Le Blanc de Katwijk

L’avant des Reds a appris à jouer entre dunes et champs en pleine Zuid-Holland, sur le terrain des Quick Boys, à Katwijk aan Zee.

La tour blanche d’une église émerge des toits rouges. Les vagues chatouillent les dunes et le vent balaie le terrain des Quick Boys. Les moineaux picorent des miettes sur la digue, que les citoyens de Katwijk appellent boulevard…

 » Katwijk aan Zee est un endroit quelque peu reculé « , explique Dirk van Duijn.  » Nous n’éprouvons pas de mal à travailler ailleurs mais nous revenons toujours ici. Les dunes, la plage… c’est magnifique, ici, non ? En plus, nous avons le plus beau parc sportif des Pays-Bas « . Il sourit.

Katwijk compte 60.000 âmes.  » Nous sommes attachés aux traditions. Le club ne commet jamais de folies : les anciens nous taperaient sur les doigts. Nous prônons la simplicité. Nous sommes imprégnés de religion. Ici, le dimanche, les églises sont pleines. Nous ne le souhaitons pas mais même dans le cas contraire, nous ne pourrions rien entreprendre le dimanche « . Dieu est sévère.

Les Quick Boys, le club amateur où Dirk Kuijt a commencé à jouer, compte près de 2.300 affiliés répartis en 120 équipes, qui se partagent six terrains. Katwijk abrite le plus grand club de football amateur des Pays-Bas. Celui-ci est légitimement fier de ses infrastructures : ce n’est pas un hasard si l’équipe nationale s’y entraîne régulièrement. Les terrains sont impeccables, la pelouse bien verte et le sous-sol sablonneux assure un drainage parfait.

Le football amateur est essentiellement implanté dans les communes aux Pays-Bas. Des anciens du club nous racontent que parfois, dans le temps, l’entrepreneur des pompes funèbres se hâtait au stade, après un enterrement, toujours revêtu de son costume noir avec chapeau, et que les pêcheurs, malgré une longue journée en mer, n’auraient raté un entraînement pour rien au monde.

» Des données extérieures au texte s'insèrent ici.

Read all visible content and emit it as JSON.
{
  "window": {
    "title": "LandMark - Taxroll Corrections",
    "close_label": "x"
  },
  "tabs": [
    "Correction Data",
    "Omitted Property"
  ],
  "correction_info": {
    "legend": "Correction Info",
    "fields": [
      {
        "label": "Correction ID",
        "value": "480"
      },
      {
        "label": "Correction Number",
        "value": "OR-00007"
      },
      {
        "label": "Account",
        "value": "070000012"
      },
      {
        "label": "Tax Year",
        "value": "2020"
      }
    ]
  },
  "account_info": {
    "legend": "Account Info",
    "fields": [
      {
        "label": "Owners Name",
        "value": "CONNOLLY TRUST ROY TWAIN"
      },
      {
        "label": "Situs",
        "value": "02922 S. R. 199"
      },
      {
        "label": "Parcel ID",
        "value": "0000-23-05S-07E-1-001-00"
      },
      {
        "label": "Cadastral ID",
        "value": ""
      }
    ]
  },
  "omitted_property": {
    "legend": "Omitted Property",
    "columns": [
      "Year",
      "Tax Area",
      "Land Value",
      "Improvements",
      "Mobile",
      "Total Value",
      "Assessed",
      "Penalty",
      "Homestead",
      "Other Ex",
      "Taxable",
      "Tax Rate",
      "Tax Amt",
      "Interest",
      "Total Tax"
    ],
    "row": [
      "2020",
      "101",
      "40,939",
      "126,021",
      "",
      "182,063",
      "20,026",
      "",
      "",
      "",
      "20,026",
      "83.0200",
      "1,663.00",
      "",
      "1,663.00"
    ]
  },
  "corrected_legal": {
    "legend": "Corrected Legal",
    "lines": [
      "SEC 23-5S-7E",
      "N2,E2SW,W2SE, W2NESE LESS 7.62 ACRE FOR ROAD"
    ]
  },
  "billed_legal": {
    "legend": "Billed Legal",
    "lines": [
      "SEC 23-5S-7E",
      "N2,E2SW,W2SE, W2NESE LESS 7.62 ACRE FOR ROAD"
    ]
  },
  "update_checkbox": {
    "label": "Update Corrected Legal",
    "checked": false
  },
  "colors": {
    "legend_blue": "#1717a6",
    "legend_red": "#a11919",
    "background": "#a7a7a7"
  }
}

Katwijk a toujours été un village de pêcheurs. Le bureau de la direction du club est orné d’une peinture maritime et la table à laquelle on nous sert le café est en forme de chalutier.  » Le président s’assied normalement là devant, à la barre, mais il rejoint parfois le bar « , explique Van Duijn. La plaisanterie est éculée mais nous ne sommes pas les premiers journalistes à venir au club. Toutes ces visites n’ont pas entamé l’enthousiasme de Dirk van Duijn, qui nous montre fièrement les lieux :  » Voici la fierté des Quick Boys ! « 

Il s’agit du Business Club, sis au bout du couloir. Il est aménagé dans le plus pur style de Katwijk.  » Les autres clubs amateurs nous l’envient « , sourit Van Duijn. Le vaste hall sent les cordages et le bois enduit. Le bar, au milieu, a la forme d’une ancienne proue de navire – on a même pensé à ajouter un mât. Au mur, une peinture. Sur la gauche, un sac de sport et des maillots de Kuijt. On imagine bien des personnages couleur locale, cigare à la bouche, assis sur les fauteuils Chesterfield patinés. L’ensemble est plutôt bourgeois mais convivial et haut en couleurs.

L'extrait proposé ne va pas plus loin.